More and more states are interested in Bitcoin reserves. At least 22 states are talking about, proposing laws, or investing in digital assets. Michigan and Wisconsin have invested some of their retirement funds in Bitcoin ETFs, showing more trust in digital assets as a way to invest.

New Mexico has presented Senate Bill 57, proposed by Senator Ant Thornton. This bill plans to invest 5% of public funds in Bitcoin as a new investment option. If approved, the reserve would be handled by the State Investment Officer, who would be supervised by the State Investment Council.

Utah and Kentucky Advance Cryptocurrency Investment Bills

In Utah, lawmakers have made progress on digital assets. The state’s House of Representatives has approved a plan that allows the state treasurer to invest in certain cryptocurrencies.

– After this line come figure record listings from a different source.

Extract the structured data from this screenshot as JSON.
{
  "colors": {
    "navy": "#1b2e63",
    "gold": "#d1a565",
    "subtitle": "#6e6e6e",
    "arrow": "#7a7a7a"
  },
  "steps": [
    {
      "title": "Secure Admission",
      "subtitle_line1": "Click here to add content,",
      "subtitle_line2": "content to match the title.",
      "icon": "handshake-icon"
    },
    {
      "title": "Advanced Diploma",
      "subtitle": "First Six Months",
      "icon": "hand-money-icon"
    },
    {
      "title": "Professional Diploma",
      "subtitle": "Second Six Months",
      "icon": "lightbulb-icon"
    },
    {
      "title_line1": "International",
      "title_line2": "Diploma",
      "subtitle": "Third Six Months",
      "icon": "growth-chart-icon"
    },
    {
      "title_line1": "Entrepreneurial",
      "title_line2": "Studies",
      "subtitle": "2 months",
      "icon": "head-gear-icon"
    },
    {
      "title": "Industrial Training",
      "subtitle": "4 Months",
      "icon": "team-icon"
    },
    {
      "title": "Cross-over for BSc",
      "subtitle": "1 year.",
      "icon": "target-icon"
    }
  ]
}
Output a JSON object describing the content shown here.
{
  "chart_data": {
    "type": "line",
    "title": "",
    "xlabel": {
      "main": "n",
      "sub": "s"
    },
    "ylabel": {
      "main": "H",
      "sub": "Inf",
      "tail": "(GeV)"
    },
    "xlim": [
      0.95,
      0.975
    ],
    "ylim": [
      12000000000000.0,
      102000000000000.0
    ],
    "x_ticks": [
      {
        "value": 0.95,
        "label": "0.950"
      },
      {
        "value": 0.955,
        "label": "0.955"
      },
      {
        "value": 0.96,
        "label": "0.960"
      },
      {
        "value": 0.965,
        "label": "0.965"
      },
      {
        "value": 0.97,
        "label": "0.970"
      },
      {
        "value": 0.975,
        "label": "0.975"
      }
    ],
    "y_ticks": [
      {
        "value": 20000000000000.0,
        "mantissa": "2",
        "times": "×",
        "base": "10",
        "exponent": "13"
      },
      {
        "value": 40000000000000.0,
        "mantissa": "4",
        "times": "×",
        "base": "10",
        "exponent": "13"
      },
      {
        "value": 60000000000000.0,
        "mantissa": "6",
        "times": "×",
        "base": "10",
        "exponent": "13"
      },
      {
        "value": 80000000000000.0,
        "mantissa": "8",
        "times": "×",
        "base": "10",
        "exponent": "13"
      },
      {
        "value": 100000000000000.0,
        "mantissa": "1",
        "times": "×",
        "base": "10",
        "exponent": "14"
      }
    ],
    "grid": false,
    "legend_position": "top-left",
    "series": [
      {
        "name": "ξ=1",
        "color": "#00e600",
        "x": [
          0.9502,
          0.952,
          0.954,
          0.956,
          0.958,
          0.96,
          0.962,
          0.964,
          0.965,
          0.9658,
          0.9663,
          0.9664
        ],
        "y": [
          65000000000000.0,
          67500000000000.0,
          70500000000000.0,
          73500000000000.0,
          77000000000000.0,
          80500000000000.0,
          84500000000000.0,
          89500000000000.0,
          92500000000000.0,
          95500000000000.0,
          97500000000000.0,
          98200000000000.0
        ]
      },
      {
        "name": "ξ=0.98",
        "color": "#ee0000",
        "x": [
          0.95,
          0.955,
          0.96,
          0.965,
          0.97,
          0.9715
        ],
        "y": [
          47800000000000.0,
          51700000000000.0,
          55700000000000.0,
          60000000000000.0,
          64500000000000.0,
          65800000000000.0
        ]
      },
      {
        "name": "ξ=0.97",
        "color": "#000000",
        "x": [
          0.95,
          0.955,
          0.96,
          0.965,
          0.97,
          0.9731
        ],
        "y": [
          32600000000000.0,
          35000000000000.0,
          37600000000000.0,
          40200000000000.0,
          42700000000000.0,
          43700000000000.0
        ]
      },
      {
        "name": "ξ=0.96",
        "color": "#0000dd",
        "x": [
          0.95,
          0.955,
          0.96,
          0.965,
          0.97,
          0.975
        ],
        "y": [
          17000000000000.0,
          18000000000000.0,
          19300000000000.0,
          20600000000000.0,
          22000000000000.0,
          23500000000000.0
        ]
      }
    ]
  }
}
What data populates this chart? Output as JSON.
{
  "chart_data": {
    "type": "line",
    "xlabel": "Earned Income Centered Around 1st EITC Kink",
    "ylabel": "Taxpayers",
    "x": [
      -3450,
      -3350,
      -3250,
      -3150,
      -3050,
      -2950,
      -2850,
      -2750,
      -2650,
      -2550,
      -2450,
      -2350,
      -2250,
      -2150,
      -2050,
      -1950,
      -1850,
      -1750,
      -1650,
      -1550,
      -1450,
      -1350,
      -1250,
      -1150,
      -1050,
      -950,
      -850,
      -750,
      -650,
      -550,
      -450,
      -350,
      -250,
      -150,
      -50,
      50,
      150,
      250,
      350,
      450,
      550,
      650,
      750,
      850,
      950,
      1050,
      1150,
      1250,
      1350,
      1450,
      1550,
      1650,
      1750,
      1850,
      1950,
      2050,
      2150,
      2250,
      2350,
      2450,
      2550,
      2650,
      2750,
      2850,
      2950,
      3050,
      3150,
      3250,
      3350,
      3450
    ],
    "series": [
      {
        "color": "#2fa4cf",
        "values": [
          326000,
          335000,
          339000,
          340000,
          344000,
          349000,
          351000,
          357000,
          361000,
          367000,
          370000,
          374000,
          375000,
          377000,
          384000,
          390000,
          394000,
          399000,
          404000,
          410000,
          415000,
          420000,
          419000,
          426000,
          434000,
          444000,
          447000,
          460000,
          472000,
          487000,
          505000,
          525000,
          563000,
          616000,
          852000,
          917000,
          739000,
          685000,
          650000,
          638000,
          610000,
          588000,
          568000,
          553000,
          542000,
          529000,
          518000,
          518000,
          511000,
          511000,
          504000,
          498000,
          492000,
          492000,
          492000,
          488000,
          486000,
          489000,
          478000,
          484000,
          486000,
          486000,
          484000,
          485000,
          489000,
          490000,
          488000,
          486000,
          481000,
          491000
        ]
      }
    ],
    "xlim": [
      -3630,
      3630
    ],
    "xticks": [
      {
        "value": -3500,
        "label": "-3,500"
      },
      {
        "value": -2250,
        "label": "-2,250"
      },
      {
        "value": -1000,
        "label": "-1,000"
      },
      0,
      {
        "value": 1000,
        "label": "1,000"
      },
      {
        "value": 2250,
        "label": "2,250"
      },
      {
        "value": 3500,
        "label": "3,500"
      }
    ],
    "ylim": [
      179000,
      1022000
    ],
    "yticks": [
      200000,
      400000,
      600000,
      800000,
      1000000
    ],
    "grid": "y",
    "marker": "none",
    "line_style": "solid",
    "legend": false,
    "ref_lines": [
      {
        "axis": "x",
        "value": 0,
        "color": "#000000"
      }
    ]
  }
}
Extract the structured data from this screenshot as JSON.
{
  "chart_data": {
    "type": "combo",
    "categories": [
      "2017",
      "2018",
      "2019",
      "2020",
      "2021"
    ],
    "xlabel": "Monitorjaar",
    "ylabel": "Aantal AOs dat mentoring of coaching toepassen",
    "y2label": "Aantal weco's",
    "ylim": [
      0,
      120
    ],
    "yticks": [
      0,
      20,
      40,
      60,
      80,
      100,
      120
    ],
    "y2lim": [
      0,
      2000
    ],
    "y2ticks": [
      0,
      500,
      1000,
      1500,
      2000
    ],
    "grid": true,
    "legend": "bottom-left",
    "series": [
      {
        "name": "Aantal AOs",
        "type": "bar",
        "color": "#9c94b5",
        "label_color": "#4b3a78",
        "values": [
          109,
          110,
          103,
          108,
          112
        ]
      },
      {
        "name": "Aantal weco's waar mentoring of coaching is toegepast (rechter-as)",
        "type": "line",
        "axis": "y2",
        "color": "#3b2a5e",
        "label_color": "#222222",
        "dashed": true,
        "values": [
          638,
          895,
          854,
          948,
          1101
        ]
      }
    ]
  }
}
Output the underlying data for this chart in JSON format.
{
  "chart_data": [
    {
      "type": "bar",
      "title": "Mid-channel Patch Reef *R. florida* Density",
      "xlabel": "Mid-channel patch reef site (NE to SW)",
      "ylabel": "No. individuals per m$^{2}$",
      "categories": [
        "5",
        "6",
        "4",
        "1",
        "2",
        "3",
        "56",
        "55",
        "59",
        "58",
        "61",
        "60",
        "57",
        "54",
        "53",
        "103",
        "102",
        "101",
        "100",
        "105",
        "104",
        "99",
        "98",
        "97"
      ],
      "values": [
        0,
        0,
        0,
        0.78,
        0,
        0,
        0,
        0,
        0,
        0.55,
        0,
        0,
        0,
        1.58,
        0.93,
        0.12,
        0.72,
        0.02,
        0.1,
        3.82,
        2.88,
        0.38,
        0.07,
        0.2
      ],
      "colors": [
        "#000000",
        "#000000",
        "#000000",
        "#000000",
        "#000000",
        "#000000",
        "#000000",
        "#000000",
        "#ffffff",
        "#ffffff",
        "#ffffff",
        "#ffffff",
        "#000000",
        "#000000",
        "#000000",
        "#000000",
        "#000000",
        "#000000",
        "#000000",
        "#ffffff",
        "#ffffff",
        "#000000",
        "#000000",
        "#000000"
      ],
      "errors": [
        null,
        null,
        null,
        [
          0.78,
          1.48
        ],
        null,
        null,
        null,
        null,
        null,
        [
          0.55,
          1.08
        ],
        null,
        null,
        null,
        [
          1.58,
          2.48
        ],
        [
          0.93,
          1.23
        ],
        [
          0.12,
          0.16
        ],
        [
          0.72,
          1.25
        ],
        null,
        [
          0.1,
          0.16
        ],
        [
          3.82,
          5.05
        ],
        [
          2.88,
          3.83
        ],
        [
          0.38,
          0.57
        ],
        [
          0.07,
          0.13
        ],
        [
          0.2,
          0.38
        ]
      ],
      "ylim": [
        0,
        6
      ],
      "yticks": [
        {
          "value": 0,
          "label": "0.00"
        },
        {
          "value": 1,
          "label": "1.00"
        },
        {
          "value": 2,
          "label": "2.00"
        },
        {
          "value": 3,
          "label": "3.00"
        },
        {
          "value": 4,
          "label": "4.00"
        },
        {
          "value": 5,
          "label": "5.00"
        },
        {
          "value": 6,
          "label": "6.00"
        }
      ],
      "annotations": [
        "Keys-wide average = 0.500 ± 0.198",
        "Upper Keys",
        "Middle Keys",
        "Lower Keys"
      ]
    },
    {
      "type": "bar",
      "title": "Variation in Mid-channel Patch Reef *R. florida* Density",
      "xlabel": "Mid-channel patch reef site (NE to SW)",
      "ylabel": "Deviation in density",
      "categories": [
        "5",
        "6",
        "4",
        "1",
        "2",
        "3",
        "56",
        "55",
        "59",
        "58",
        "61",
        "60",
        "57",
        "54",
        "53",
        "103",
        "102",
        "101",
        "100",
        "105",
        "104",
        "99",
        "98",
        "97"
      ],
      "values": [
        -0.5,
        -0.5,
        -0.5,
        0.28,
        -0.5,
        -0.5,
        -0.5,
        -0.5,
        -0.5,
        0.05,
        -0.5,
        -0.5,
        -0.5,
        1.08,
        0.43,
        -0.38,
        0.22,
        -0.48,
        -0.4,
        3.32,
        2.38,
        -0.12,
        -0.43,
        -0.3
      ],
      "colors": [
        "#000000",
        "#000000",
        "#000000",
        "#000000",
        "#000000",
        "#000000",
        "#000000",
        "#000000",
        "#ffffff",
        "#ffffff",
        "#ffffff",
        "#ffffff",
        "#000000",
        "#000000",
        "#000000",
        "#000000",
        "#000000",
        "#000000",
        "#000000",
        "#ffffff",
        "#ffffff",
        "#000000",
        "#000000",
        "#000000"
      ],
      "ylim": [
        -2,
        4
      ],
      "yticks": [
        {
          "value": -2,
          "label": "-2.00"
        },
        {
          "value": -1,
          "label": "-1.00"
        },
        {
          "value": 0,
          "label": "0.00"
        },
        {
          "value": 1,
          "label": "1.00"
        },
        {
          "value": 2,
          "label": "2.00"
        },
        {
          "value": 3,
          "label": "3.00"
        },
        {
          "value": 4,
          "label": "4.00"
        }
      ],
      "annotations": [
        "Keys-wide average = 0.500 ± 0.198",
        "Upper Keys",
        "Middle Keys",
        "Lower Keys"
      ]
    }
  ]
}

The bill is waiting for Senate approval and would let people trade in stablecoins and cryptocurrencies that have a market value of over $500 billion.

Right now, only Bitcoin meets this requirement. The House’s approval shows more lawmakers are supporting investment plans that use cryptocurrency.

Kentucky has suggested a new bill, KY HB376, that would allow the State Investment Commission to invest up to 10% of extra state money in Bitcoin and other cryptocurrencies.

The plan limits the use of central bank digital currencies (CBDCs) in Kentucky, showing the state’s stance on the national discussion about digital assets.